From March through mid April, hundreds of thousands of college students flock to warmer climates for a weeklong escape from the winter doldrums and pressures of academic life. And while this time of year can bring a spike in hotel occupancy to popular vacation destinations across the country, the traditional spring break party does come with its fair share of challenges and risks for owners. John Laurie, director of the destination marketing and tourism practice at Bond Public Relations and Brand Strategy in New Orleans, shares five factors to consider when determining whether to court the next generation of spring breakers.
To save money, students will often pack as many people as possible per guestroom. That could mean a loss of potential revenue for owners, Laurie says. “Whereas if a family came down, you might get two people to a room, so you’ll have less people and make more money.”

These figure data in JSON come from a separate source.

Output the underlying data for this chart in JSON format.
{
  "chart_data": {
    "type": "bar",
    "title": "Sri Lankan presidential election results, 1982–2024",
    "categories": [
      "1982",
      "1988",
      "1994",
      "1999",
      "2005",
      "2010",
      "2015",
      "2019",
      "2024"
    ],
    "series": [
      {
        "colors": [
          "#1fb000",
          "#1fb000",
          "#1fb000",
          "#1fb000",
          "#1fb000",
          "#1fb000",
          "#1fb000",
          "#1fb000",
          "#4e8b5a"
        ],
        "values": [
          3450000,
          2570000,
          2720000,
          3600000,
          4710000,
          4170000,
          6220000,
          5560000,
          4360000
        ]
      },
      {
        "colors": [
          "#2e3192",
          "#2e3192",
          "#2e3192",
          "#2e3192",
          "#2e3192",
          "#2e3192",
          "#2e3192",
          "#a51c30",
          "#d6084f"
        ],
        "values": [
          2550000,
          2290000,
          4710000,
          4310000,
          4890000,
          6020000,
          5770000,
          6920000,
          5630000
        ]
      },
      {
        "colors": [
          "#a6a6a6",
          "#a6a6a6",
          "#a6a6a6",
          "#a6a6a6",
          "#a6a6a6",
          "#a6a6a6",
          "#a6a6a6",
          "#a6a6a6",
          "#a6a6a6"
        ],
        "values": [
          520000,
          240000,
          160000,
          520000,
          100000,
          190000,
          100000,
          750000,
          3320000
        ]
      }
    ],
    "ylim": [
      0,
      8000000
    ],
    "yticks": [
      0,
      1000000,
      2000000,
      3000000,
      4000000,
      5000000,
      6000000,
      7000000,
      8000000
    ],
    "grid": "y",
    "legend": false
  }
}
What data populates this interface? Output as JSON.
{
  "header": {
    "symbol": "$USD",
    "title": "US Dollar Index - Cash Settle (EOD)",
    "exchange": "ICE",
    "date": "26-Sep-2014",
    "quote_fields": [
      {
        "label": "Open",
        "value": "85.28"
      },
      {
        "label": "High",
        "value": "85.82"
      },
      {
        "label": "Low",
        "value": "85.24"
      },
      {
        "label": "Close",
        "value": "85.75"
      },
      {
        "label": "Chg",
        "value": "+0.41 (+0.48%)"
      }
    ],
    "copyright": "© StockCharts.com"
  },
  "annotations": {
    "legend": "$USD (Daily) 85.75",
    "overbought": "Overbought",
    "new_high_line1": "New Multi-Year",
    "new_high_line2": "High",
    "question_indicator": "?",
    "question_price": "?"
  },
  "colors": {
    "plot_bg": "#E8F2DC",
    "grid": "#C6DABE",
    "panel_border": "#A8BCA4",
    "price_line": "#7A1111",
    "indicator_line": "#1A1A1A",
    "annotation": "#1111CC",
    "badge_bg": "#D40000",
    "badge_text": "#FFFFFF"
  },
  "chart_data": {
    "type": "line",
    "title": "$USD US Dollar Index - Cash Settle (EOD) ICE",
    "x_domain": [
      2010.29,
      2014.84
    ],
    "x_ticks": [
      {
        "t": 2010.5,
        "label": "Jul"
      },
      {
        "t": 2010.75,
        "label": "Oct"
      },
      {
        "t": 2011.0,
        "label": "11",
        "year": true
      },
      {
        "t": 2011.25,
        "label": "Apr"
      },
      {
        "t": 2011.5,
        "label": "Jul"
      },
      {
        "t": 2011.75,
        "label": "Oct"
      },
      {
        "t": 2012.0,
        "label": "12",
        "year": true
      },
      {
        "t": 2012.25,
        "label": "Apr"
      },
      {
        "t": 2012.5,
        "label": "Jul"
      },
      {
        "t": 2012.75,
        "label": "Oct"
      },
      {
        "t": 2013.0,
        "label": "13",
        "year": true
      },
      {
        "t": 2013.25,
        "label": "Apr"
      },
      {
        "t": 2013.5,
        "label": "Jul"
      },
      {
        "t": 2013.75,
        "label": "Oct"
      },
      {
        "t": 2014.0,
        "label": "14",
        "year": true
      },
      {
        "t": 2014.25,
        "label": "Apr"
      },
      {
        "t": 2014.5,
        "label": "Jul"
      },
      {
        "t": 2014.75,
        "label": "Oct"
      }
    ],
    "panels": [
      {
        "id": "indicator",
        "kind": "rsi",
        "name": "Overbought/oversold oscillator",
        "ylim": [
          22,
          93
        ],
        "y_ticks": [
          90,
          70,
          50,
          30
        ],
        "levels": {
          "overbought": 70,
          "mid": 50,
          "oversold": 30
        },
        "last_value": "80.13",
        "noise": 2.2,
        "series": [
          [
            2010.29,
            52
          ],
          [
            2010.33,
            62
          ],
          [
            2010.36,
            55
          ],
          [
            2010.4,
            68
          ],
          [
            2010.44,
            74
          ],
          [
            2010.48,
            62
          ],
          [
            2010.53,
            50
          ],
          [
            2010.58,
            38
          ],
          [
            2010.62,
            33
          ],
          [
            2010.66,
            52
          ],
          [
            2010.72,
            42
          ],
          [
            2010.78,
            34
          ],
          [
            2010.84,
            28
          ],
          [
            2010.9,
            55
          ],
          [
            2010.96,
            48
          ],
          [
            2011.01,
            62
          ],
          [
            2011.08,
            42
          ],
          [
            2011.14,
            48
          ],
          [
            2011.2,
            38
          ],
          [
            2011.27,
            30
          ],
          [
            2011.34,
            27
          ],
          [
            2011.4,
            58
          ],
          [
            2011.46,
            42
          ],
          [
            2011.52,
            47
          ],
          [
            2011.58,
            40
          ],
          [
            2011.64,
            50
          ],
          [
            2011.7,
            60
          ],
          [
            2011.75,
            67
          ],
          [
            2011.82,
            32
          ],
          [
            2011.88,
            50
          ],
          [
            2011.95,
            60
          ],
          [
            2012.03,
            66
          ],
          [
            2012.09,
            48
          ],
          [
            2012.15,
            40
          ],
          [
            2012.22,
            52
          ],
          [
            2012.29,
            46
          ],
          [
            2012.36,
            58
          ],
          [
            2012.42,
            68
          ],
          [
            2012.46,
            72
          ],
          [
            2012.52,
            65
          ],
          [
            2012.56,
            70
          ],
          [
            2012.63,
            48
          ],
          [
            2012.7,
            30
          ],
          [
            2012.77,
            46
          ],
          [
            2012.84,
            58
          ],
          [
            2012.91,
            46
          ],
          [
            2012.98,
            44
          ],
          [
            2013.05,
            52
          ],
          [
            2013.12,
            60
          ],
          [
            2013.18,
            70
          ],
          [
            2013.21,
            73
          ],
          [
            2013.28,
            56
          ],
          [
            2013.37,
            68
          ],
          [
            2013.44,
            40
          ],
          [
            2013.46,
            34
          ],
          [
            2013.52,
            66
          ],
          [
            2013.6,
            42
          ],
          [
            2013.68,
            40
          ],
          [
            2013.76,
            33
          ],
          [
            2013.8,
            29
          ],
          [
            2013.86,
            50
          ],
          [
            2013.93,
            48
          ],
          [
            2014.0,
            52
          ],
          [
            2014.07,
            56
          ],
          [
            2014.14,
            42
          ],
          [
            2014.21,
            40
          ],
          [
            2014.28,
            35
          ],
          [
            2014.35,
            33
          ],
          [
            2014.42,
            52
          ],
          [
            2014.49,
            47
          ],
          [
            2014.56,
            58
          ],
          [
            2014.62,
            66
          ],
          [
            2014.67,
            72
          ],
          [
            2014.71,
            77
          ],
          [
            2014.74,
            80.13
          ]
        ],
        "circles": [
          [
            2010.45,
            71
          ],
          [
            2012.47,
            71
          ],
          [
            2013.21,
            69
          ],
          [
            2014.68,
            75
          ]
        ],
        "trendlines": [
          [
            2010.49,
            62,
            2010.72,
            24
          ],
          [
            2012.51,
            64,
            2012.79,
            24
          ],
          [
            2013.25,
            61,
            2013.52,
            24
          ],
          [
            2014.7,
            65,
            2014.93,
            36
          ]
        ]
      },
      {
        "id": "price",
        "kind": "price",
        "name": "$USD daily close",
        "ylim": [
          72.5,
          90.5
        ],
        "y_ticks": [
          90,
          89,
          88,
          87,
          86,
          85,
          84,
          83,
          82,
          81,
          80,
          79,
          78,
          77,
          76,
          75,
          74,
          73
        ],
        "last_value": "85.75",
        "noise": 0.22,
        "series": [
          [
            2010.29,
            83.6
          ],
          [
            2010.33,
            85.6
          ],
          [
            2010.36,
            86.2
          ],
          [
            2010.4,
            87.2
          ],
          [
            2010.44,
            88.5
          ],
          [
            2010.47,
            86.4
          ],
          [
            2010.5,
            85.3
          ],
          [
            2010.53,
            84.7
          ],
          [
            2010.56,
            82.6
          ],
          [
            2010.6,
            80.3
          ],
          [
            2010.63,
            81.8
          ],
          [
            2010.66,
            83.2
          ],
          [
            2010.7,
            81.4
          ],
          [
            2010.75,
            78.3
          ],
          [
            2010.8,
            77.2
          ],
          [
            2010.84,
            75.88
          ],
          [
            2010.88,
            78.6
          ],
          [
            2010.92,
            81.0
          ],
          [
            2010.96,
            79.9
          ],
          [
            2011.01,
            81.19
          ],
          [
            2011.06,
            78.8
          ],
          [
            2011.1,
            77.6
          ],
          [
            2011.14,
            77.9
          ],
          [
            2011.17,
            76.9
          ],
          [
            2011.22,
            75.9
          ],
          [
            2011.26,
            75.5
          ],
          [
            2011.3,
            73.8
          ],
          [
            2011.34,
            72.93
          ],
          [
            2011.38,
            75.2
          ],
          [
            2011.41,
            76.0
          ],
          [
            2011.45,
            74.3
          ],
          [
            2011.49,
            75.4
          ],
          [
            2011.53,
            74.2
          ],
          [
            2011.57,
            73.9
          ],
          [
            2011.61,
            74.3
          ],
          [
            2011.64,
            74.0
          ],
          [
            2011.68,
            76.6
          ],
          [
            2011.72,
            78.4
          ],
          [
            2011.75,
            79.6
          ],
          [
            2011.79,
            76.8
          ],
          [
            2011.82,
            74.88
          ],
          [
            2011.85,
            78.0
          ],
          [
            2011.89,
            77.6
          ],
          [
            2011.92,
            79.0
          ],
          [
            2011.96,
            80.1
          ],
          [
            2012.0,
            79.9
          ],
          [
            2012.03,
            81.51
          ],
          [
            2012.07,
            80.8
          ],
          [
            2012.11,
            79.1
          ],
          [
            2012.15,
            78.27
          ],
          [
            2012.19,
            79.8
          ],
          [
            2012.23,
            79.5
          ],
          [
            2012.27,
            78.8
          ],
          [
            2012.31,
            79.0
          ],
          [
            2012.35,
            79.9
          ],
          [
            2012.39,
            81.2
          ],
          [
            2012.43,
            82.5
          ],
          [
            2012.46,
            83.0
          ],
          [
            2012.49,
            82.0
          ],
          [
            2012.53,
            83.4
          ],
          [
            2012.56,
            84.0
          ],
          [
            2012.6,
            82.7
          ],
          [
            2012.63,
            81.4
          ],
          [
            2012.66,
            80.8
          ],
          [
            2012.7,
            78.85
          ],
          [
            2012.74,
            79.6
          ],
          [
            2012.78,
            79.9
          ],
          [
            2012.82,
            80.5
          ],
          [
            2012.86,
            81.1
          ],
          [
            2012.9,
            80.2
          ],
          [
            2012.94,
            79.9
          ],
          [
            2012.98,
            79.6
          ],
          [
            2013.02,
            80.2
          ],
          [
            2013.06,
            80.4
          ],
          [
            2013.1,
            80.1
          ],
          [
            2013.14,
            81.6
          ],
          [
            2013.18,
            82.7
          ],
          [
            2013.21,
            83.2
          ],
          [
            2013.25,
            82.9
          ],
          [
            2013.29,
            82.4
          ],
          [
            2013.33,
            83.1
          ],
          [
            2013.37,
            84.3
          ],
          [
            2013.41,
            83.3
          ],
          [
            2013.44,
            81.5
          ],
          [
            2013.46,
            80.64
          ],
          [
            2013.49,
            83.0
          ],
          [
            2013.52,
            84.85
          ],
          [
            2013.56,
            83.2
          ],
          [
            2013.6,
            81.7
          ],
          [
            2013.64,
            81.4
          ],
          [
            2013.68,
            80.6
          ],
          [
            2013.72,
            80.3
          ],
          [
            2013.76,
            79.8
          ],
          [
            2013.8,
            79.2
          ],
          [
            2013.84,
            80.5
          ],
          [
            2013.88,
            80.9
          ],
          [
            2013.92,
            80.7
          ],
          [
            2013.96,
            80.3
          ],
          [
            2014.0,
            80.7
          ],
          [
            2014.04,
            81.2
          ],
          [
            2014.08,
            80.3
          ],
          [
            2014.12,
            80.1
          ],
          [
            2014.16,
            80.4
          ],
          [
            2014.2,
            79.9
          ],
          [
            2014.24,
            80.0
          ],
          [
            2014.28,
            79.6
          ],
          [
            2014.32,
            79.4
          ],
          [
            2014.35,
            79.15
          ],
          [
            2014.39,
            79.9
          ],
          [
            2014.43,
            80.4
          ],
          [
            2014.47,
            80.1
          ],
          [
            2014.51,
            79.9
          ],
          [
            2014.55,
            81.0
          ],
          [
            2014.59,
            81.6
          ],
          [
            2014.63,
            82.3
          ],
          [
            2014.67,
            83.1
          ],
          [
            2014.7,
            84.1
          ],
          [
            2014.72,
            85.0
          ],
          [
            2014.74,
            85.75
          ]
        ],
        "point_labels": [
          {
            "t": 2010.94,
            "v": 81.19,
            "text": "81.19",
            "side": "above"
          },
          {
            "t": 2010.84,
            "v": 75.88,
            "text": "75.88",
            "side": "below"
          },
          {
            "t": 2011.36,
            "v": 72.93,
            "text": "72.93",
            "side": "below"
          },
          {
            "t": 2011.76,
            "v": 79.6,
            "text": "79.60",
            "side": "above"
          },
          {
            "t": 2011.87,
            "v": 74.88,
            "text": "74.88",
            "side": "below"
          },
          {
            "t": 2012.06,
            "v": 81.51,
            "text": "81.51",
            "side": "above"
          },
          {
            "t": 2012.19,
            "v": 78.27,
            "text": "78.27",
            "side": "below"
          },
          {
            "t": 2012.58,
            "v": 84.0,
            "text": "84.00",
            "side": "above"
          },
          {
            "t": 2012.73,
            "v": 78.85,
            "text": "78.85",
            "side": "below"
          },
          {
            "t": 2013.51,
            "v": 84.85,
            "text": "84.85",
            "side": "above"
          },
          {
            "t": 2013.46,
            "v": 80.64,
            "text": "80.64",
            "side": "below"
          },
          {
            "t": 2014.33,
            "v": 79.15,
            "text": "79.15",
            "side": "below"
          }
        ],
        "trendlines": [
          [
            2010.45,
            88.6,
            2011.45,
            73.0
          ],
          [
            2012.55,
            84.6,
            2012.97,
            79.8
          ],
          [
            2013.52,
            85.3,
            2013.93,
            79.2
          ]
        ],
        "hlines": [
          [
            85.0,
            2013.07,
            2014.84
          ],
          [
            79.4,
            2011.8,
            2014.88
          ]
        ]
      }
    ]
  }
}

There’s a chance that things will get broken, dirty, or unusable. That’s why Laurie suggests temporarily removing expensive artwork, décor, and flat-screen TVs. “Hotel owners should do what they can to mitigate risk,” he explains.
Local ordinances and zoning laws could affect your business. “There comes a point when residents, business owners, and politicians no longer want those students there, and they will start passing laws like in Daytona Beach or Fort Lauderdale to curb or even eliminate behavior,” Laurie says. “Students will then go to a place where those rules don’t exist.”
A high influx of students does not always guarantee the biggest profits. For instance, Panama City Beach, Fla., is the undisputed mecca of spring break, drawing more than half a million college students each year, but Laurie says it’s not the city’s most profitable time of year. “They actually make more money on hotel tax receipts in the summertime when families come to visit,” he says.
When properly managed, spring break can prove lucrative for businesses. Laurie cites Lake Havasu City, Ariz., as one destination that makes out really well each year. “Their tax receipts are almost as high for spring break as they are for the summer,” he says. “They’ve managed to put together a spring break that mitigates the risk for students, does not annoy the residents, makes money for the businesses, and everyone has a good time. I think it’s all in how you position yourself as a spring break location.”